Quant à la religieuse, voici ce qu'elle disait, le 13 février 2011 sur RFI, à la journaliste Geneviève Delrue (vice-présidente de l'Association des journalistes d'information religieuse) : « Cela me donne un grand bonheur, parce que je suis de plus en plus persuadée que les questions de sous-développement de pays en retard, c'est avant tout une question d'instruction. Alors, maintenant, il y a l'École spéciale à soutenir, mais il y aurait aussi l'ensemble des jeunes mal instruits ou pas scolarisés du tout. Mon idée-là, toujours dans la tête : pas savoir lire à 80 ans, ce n'est pas grave, parce qu'on a encore toute l'oralité avec les contes, les proverbes, enfin, toute la belle poésie de cette oralité. Pas savoir lire à 50 ans, ce n'est pas grave, il y a des écoles qui sont prévues pour ça. Mais pas savoir lire à 15 ans, c'est inacceptable ! Surtout à notre époque. Parce que les analphabètes qui n'ont que la force de leurs bras, et qui, ayant grandi dans des villes immenses, n'ont pas bénéficié de la culture orale de leurs ancêtres, on est devant un orphelinat mental. (…) Maintenant, avec les avancées techniques et les robots, les analphabètes qui n'ont que la force de leurs mains, petit à petit, on n'en a pas besoin, c'est grave ! Voyez les chantiers de construction, et j'ai vu de grandes grues, des grosses pelleteuses, mais il y a deux trois ouvriers, pas plus, ce n'est pas la peine, la machine est là. C'est vrai, il faut savoir la diriger la machine, donc, il faut avoir fait des études ».
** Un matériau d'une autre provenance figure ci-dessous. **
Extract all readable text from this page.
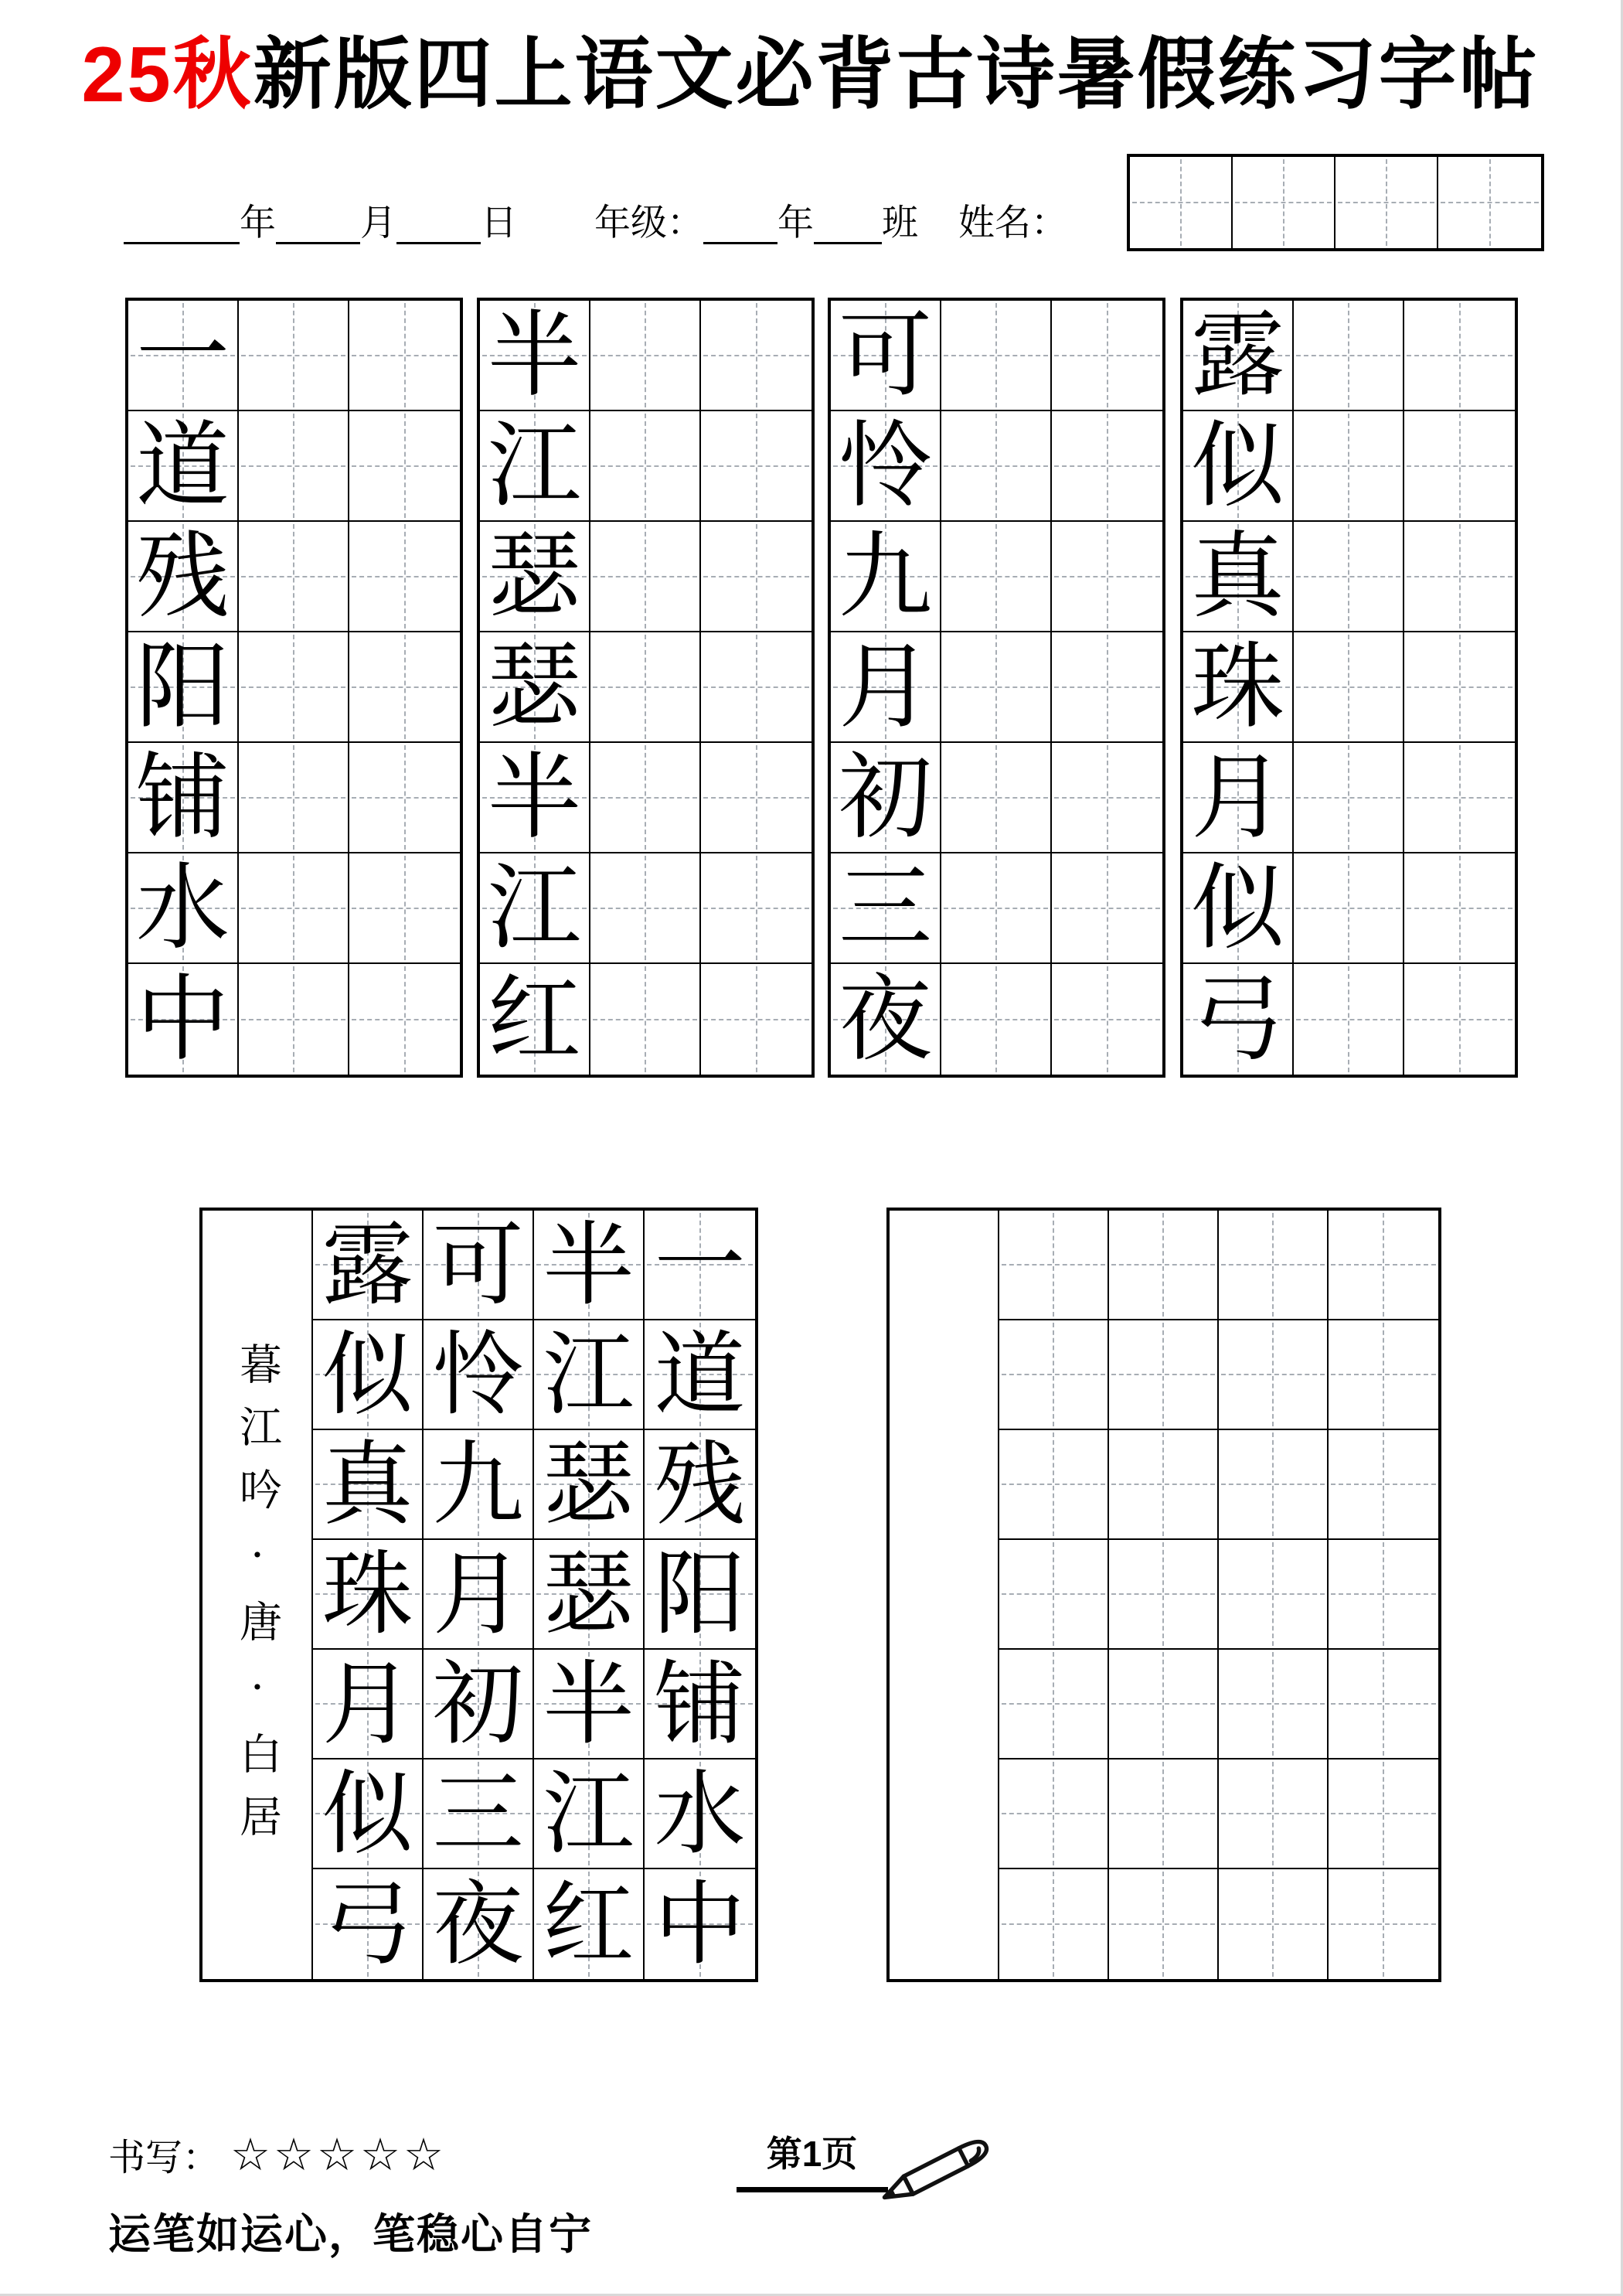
25秋新版四上语文必背古诗暑假练习字帖
年 月 日 年级： 年 班 姓名：
一
道
残
阳
铺
水
中
半
江
瑟
瑟
半
江
红
可
怜
九
月
初
三
夜
露
似
真
珠
月
似
弓
暮江吟·唐·白居
露 可 半 一
似 怜 江 道
真 九 瑟 残
珠 月 瑟 阳
月 初 半 铺
似 三 江 水
弓 夜 红 中
书写： ☆☆☆☆☆	第1页
运笔如运心，笔稳心自宁
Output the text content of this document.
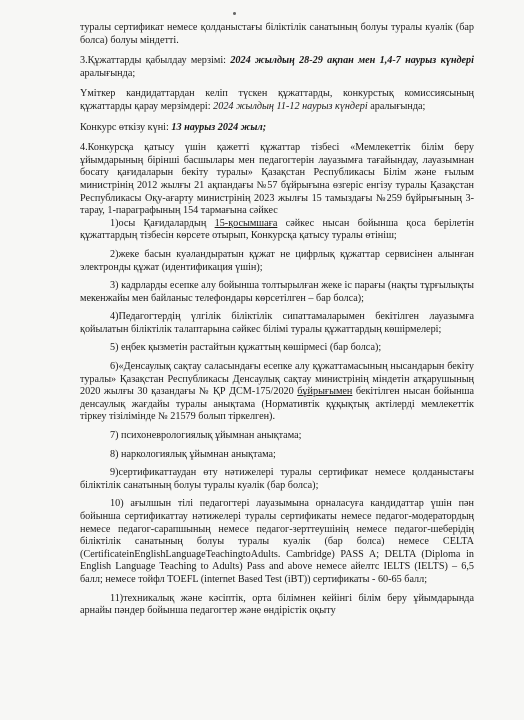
туралы сертификат немесе қолданыстағы біліктілік санатының болуы туралы куәлік (бар болса) болуы міндетті.

3.Құжаттарды қабылдау мерзімі: 2024 жылдың 28-29 ақпан мен 1,4-7 наурыз күндері аралығында;

Үміткер кандидаттардан келіп түскен құжаттарды, конкурстық комиссиясының құжаттарды қарау мерзімдері: 2024 жылдың 11-12 наурыз күндері аралығында;

Конкурс өткізу күні: 13 наурыз 2024 жыл;

4.Конкурсқа қатысу үшін қажетті құжаттар тізбесі «Мемлекеттік білім беру ұйымдарының бірінші басшылары мен педагогтерін лауазымға тағайындау, лауазымнан босату қағидаларын бекіту туралы» Қазақстан Республикасы Білім және ғылым министрінің 2012 жылғы 21 ақпандағы №57 бұйрығына өзгеріс енгізу туралы Қазақстан Республикасы Оқу-ағарту министрінің 2023 жылғы 15 тамыздағы №259 бұйрығының 3-тарау, 1-параграфының 154 тармағына сәйкес

1)осы Қағидалардың 15-қосымшаға сәйкес нысан бойынша қоса берілетін құжаттардың тізбесін көрсете отырып, Конкурсқа қатысу туралы өтініш;

2)жеке басын куәландыратын құжат не цифрлық құжаттар сервисінен алынған электронды құжат (идентификация үшін);

3) кадрларды есепке алу бойынша толтырылған жеке іс парағы (нақты тұрғылықты мекенжайы мен байланыс телефондары көрсетілген – бар болса);

4)Педагогтердің үлгілік біліктілік сипаттамаларымен бекітілген лауазымға қойылатын біліктілік талаптарына сәйкес білімі туралы құжаттардың көшірмелері;

5) еңбек қызметін растайтын құжаттың көшірмесі (бар болса);

6)«Денсаулық сақтау саласындағы есепке алу құжаттамасының нысандарын бекіту туралы» Қазақстан Республикасы Денсаулық сақтау министрінің міндетін атқарушының 2020 жылғы 30 қазандағы № ҚР ДСМ-175/2020 бұйрығымен бекітілген нысан бойынша денсаулық жағдайы туралы анықтама (Нормативтік құқықтық актілерді мемлекеттік тіркеу тізілімінде № 21579 болып тіркелген).

7) психоневрологиялық ұйымнан анықтама;

8) наркологиялық ұйымнан анықтама;

9)сертификаттаудан өту нәтижелері туралы сертификат немесе қолданыстағы біліктілік санатының болуы туралы куәлік (бар болса);

10) ағылшын тілі педагогтері лауазымына орналасуға кандидаттар үшін пән бойынша сертификаттау нәтижелері туралы сертификаты немесе педагог-модератордың немесе педагог-сарапшының немесе педагог-зерттеушінің немесе педагог-шеберідің біліктілік санатының болуы туралы куәлік (бар болса) немесе CELTA (CertificateinEnglishLanguageTeachingtoAdults. Cambridge) PASS A; DELTA (Diploma in English Language Teaching to Adults) Pass and above немесе айелтс IELTS (IELTS) – 6,5 балл; немесе тойфл TOEFL (internet Based Test (iBT)) сертификаты - 60-65 балл;

11)техникалық және кәсіптік, орта білімнен кейінгі білім беру ұйымдарында арнайы пәндер бойынша педагогтер және өндірістік оқыту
Effectivement, Sœur Marguerite a souvent parlé du « miracle de l'amitié » qui a sorti tant de ses élèves, enfants congolais, de « l'orphelinat mental ». Elle leur a souhaité joyeux Noël 2021 avec ces mots : « Qu’ils soient dans la posture où, avec peu, se multiplient les bonheurs à partager (…). [Je leur souhaite] d’avoir souvent l’occasion de dire, d’entendre : c’est bien, c’est bon, c’est beau ! ».
Elle a décrit la honte de l'exclusion scolaire : « Le premier point commun, c'est une espèce de honte. L'analphabète de 15 ans a honte de ne pas savoir lire. Et l'écriture pour lui, c'est des dessins. (…) Ils savent qu'ils n'ont pas d'avenir. Alors, vous les retrouvez où ? Vous les retrouvez dans les bandes armées, soit simplement des bandits, soit des bandes armées des milices dont s'entoure chaque personnage important. ».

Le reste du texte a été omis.